[Date Prev][Date Next] [Chronological] [Thread] [Top]

Re: slapd hangs at 100% cpu in sched_yield (ITS#2030)

sorry to be a pain, but I really don't like the idea of returning an error to the client under this condition.  I have been running with the first patch I sent to you since just before I submitted the patch, and it has not caused any problems.  When a locker is unavailable, the program loops ~20-30 times (which takes practically no time), and then continues when a locker is freed.

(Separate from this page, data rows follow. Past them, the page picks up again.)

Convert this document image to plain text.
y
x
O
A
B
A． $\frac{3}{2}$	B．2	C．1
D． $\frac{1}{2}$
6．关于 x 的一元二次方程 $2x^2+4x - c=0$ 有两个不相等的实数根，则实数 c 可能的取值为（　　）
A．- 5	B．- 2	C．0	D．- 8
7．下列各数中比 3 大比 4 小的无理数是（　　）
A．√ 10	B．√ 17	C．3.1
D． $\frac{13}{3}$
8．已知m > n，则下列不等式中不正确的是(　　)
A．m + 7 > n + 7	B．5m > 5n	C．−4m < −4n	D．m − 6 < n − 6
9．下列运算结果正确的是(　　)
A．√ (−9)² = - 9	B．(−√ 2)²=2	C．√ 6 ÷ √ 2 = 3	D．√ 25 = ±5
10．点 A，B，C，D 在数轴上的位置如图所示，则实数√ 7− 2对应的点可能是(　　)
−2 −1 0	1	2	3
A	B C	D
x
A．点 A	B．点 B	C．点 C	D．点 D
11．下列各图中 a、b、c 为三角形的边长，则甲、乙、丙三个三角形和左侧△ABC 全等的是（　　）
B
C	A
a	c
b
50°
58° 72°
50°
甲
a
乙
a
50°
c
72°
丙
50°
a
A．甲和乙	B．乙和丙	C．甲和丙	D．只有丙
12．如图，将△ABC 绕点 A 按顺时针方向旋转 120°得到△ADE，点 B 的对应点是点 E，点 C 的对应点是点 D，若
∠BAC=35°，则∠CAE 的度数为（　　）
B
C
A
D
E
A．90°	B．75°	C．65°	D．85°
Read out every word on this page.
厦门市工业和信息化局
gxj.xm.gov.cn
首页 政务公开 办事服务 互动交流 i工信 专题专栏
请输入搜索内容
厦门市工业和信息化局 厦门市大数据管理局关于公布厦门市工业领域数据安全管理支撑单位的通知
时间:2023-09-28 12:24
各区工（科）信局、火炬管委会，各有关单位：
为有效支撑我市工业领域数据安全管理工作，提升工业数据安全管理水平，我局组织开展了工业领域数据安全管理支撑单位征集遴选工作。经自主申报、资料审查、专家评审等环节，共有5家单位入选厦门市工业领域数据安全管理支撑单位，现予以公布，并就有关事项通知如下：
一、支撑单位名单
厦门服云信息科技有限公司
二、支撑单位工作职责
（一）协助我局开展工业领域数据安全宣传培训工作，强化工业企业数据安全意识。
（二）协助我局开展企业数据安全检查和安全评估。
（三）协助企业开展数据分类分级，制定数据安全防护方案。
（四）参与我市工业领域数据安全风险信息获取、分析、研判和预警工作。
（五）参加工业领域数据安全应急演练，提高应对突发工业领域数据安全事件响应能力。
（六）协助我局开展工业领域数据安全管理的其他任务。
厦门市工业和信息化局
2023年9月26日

The reson I am trying to figure another way around this is because sending an ldap error to the client because the server is too busy (which is not really true, as a locker does become available almost immediately) will cause us errors that are hard to debug , as the ldap server starts randomly rejecting requests as lockers become scarce.  If we increase the number of lockers, we will just delay the problem, as the ldap server becomes busier, and starts using even more lockers, we will hit the limit again.  I would prefer to see worse performance if it takes a while waiting for a locker to become available rather than having a ldap lookup fail, which will cause problems for us. I have had a closer look at the db4 source, and it looks like you are right, where ENOMEM is returned from the lock_id() routine.
Looking at the possible return codes from the __lock_id function in lock/lock.c, I see:
ret=0 at the top (as the default)
ret = __lock_getlocker(lt, *idp, locker_ndx, 1, &lk);
return (ret);

inside the __lock_getlocker() function we have:
return (ENOMEM); (which is the part of the code I was getting an error from)
return (0); (the default)

So... as far as I can see, lock_id() will return EINVAL, ENOMEM or 0.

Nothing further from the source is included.